Psychotherapeutische Ambulanz für HIV, AIDS und Angehörige

Leitung

Angebot

Die Spezialambulanz zur psychotherapeutischen Mitbehandlung von HIV-Infizierten und AIDS-Erkrankten und ihrer Angehörigen ist ein spezialisiertes psychologisches Beratungs- und Behandlungsangebot. Patienten mit HIV-Infektion und AIDS erhalten Behandlung, Hilfe und Unterstützung bei schwerwiegenden und komplexen Problemen.Es werden psychologische Einzel- und Paar-Beratungen und psychotherapeutische Einzel- und
Paarbehandlung angeboten. Sie finden in enger Zusammenarbeit mit stationären und ambulanten medizinischen Behandlungsstellen und mit den Einrichtungen zur psychosozialen Versorgung HIV-Infizierter statt.Aufgrund langjähriger Erfahrung in der psychotherapeutischen Mitversorgung HIV-Infizierter und
AIDS-Kranker können in der Ambulanz Patienten mit speziellen Problemen mit der Compliance zur medikamentösen HIV-Therapie behandelt werden. Auch Patienten und Angehörige mit problematischem soziokulturellem Hintergrund finden Beratung und Mitbehandlungsmöglichkeiten.

  • Die Ambulanz besteht seit 1995.
  • Pro Jahr finden etwa 600 Einzel- bzw. Paarkontakte statt.
  • Die Patienten werden zumeist von niedergelassenen HIV-Schwerpunktärzten oder speziellen HIV-Betreuungseinrichtungen überwiesen.
  • Sie sind meist akut und hochgradig psychisch belastet, müssen über das von anderen Institutionen des Versorgungssystems zu leistende Maß hinaus versorgt und zumeist längerfristig einzelpsychotherapeutisch behandelt werden.

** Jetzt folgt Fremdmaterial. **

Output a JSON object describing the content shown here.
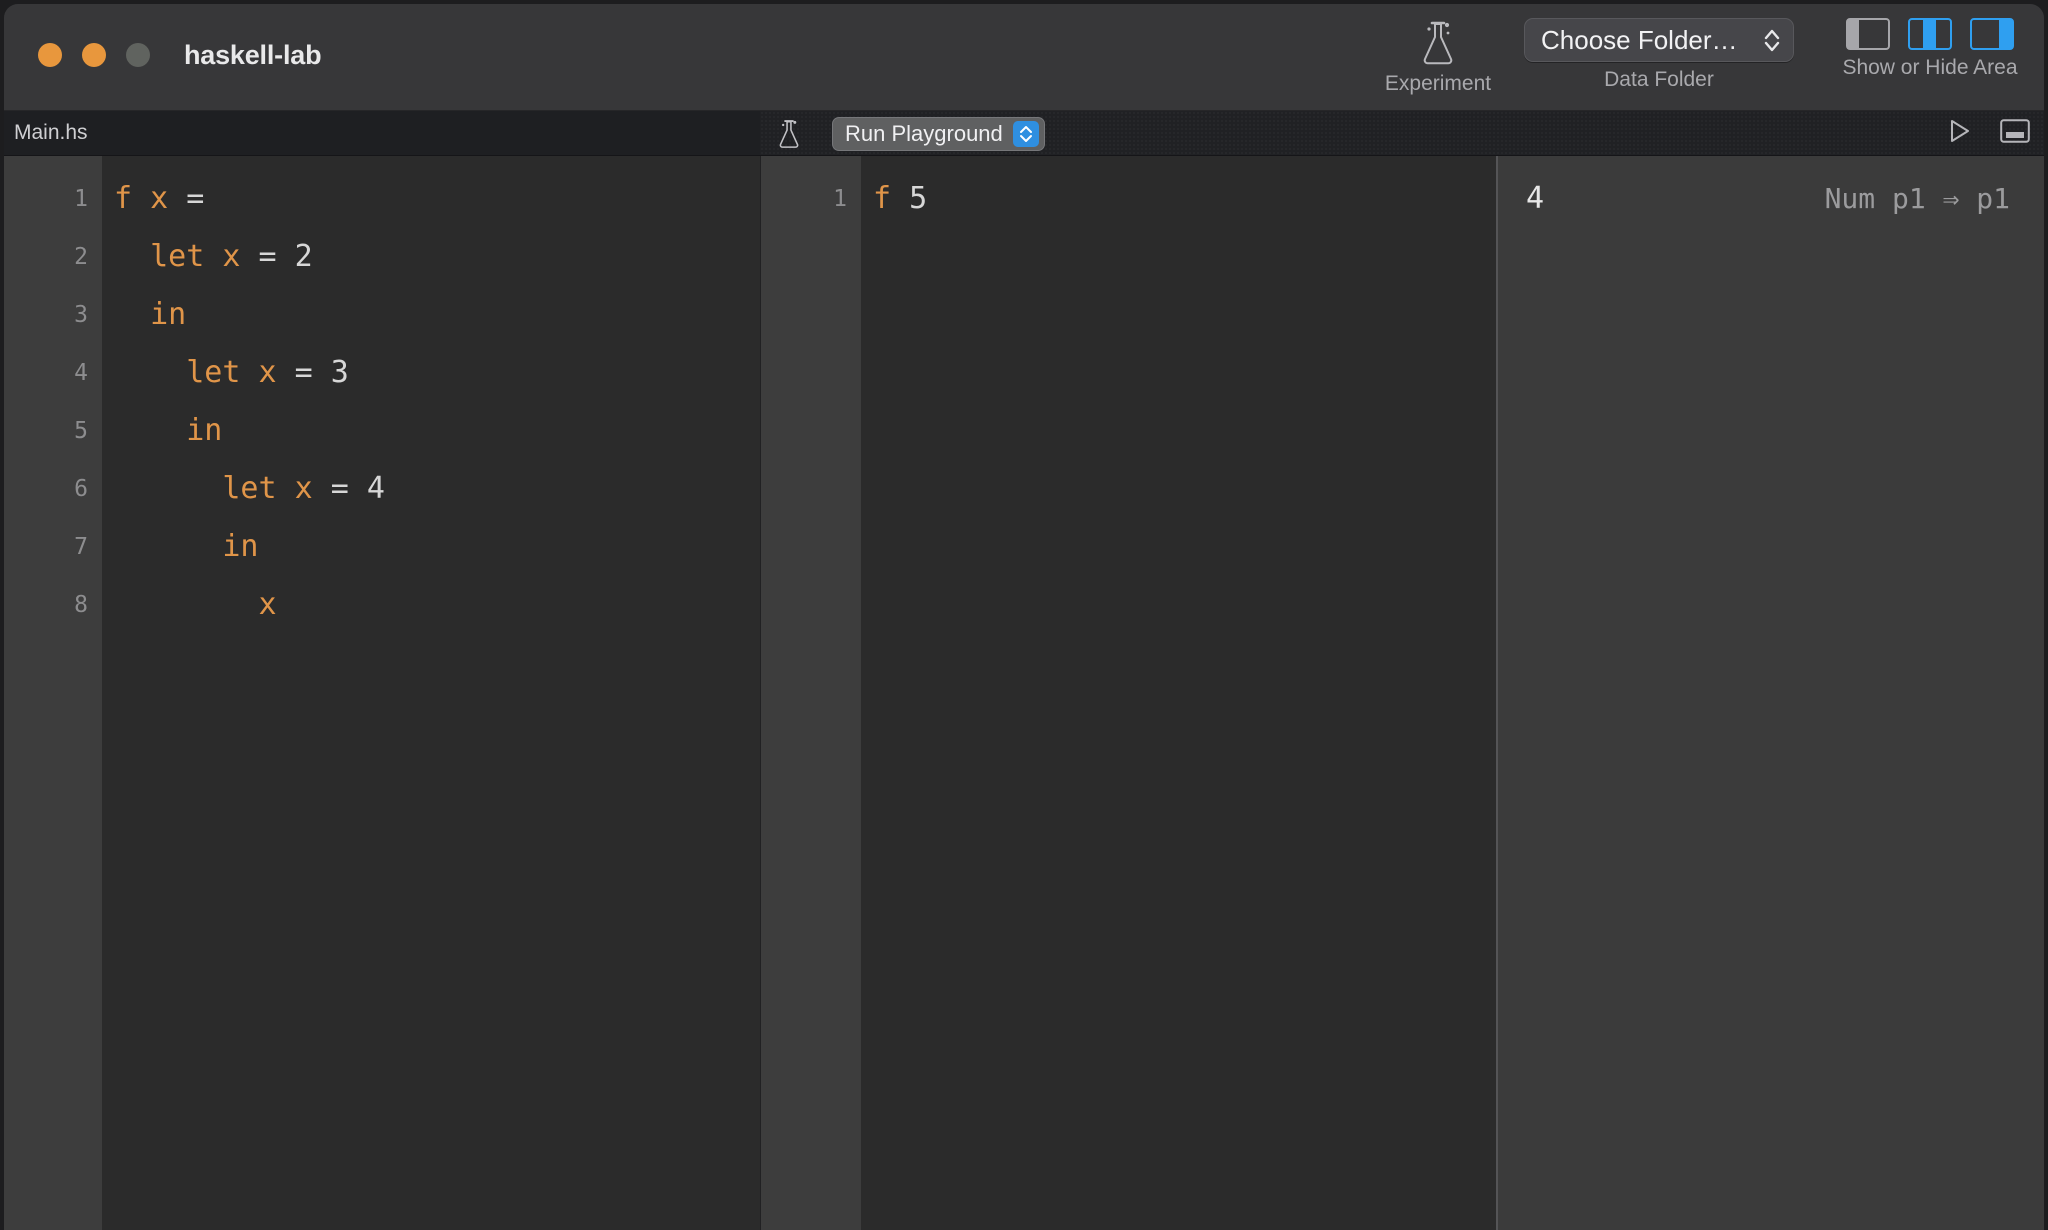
{
  "window": {
    "title": "haskell-lab",
    "traffic_lights": [
      {
        "name": "close",
        "color": "#e8973d"
      },
      {
        "name": "minimize",
        "color": "#e8973d"
      },
      {
        "name": "zoom",
        "color": "#60635f"
      }
    ]
  },
  "toolbar": {
    "experiment": {
      "caption": "Experiment",
      "icon": "flask-icon"
    },
    "data_folder": {
      "caption": "Data Folder",
      "button_label": "Choose Folder…",
      "icon": "chevron-updown-icon"
    },
    "show_hide_area": {
      "caption": "Show or Hide Area",
      "buttons": [
        {
          "name": "toggle-left-panel",
          "state": "inactive",
          "color": "#a6a6aa"
        },
        {
          "name": "toggle-center-panel",
          "state": "active",
          "color": "#2f9ff0"
        },
        {
          "name": "toggle-right-panel",
          "state": "active",
          "color": "#2f9ff0"
        }
      ]
    }
  },
  "tabbar": {
    "file_tab": "Main.hs",
    "flask_icon": "flask-icon",
    "run_popup_label": "Run Playground",
    "run_popup_accent": "#2f8fe0",
    "right_icons": [
      {
        "name": "run-play-icon"
      },
      {
        "name": "toggle-bottom-panel-icon"
      }
    ]
  },
  "editor": {
    "line_numbers": [
      "1",
      "2",
      "3",
      "4",
      "5",
      "6",
      "7",
      "8"
    ],
    "lines": [
      {
        "n": "1",
        "tokens": [
          {
            "t": "f",
            "k": "id"
          },
          {
            "t": " ",
            "k": "op"
          },
          {
            "t": "x",
            "k": "id"
          },
          {
            "t": " ",
            "k": "op"
          },
          {
            "t": "=",
            "k": "op"
          }
        ]
      },
      {
        "n": "2",
        "tokens": [
          {
            "t": "  ",
            "k": "op"
          },
          {
            "t": "let",
            "k": "kw"
          },
          {
            "t": " ",
            "k": "op"
          },
          {
            "t": "x",
            "k": "id"
          },
          {
            "t": " ",
            "k": "op"
          },
          {
            "t": "=",
            "k": "op"
          },
          {
            "t": " ",
            "k": "op"
          },
          {
            "t": "2",
            "k": "num"
          }
        ]
      },
      {
        "n": "3",
        "tokens": [
          {
            "t": "  ",
            "k": "op"
          },
          {
            "t": "in",
            "k": "kw"
          }
        ]
      },
      {
        "n": "4",
        "tokens": [
          {
            "t": "    ",
            "k": "op"
          },
          {
            "t": "let",
            "k": "kw"
          },
          {
            "t": " ",
            "k": "op"
          },
          {
            "t": "x",
            "k": "id"
          },
          {
            "t": " ",
            "k": "op"
          },
          {
            "t": "=",
            "k": "op"
          },
          {
            "t": " ",
            "k": "op"
          },
          {
            "t": "3",
            "k": "num"
          }
        ]
      },
      {
        "n": "5",
        "tokens": [
          {
            "t": "    ",
            "k": "op"
          },
          {
            "t": "in",
            "k": "kw"
          }
        ]
      },
      {
        "n": "6",
        "tokens": [
          {
            "t": "      ",
            "k": "op"
          },
          {
            "t": "let",
            "k": "kw"
          },
          {
            "t": " ",
            "k": "op"
          },
          {
            "t": "x",
            "k": "id"
          },
          {
            "t": " ",
            "k": "op"
          },
          {
            "t": "=",
            "k": "op"
          },
          {
            "t": " ",
            "k": "op"
          },
          {
            "t": "4",
            "k": "num"
          }
        ]
      },
      {
        "n": "7",
        "tokens": [
          {
            "t": "      ",
            "k": "op"
          },
          {
            "t": "in",
            "k": "kw"
          }
        ]
      },
      {
        "n": "8",
        "tokens": [
          {
            "t": "        ",
            "k": "op"
          },
          {
            "t": "x",
            "k": "id"
          }
        ]
      }
    ]
  },
  "playground": {
    "line_numbers": [
      "1"
    ],
    "lines": [
      {
        "n": "1",
        "tokens": [
          {
            "t": "f",
            "k": "id"
          },
          {
            "t": " ",
            "k": "op"
          },
          {
            "t": "5",
            "k": "num"
          }
        ]
      }
    ]
  },
  "results": {
    "rows": [
      {
        "value": "4",
        "type": "Num p1 ⇒ p1"
      }
    ]
  },
  "colors": {
    "accent_blue": "#2f9ff0",
    "keyword_orange": "#e09549",
    "editor_bg": "#2b2b2b",
    "gutter_bg": "#3d3d3d",
    "results_bg": "#3b3b3b",
    "titlebar_bg": "#373739",
    "tabbar_bg": "#202124"
  }
}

Neben dem ambulanten Behandlungsangebot besteht eine Liaison-konsiliarische psychotherapeutische Mitbetreuung von HIV-infizierten stationären Patienten der Bernhardt-Nocht-Klinik am UKE. Hierdurch können Patienten, die ihre HIV-Diagnose erst im Rahmen
einer schweren opportunistischen Erkrankung zusammen mit einer AIDS-Diagnose erfahren, frühzeitig aufgefangen, über die zur Verfügung stehenden Hilfsangebote und -möglichkeiten beraten sowie gegebenenfalls ambulant psychotherapeutisch weiterbehandelt werden.Die Spezialambulanz arbeitet mit weiteren Partnern zusammen. Wenn die Patienten zusätzlich zu ihrer Erkrankung auch noch schwerwiegende soziale Probleme haben, zum Beispiel mit dem Versorgungsnetzwerk „Hamburg Leuchtfeuer“ oder mit Mitarbeitern der Aids-Seelsorge der Evangelischen Landeskirche.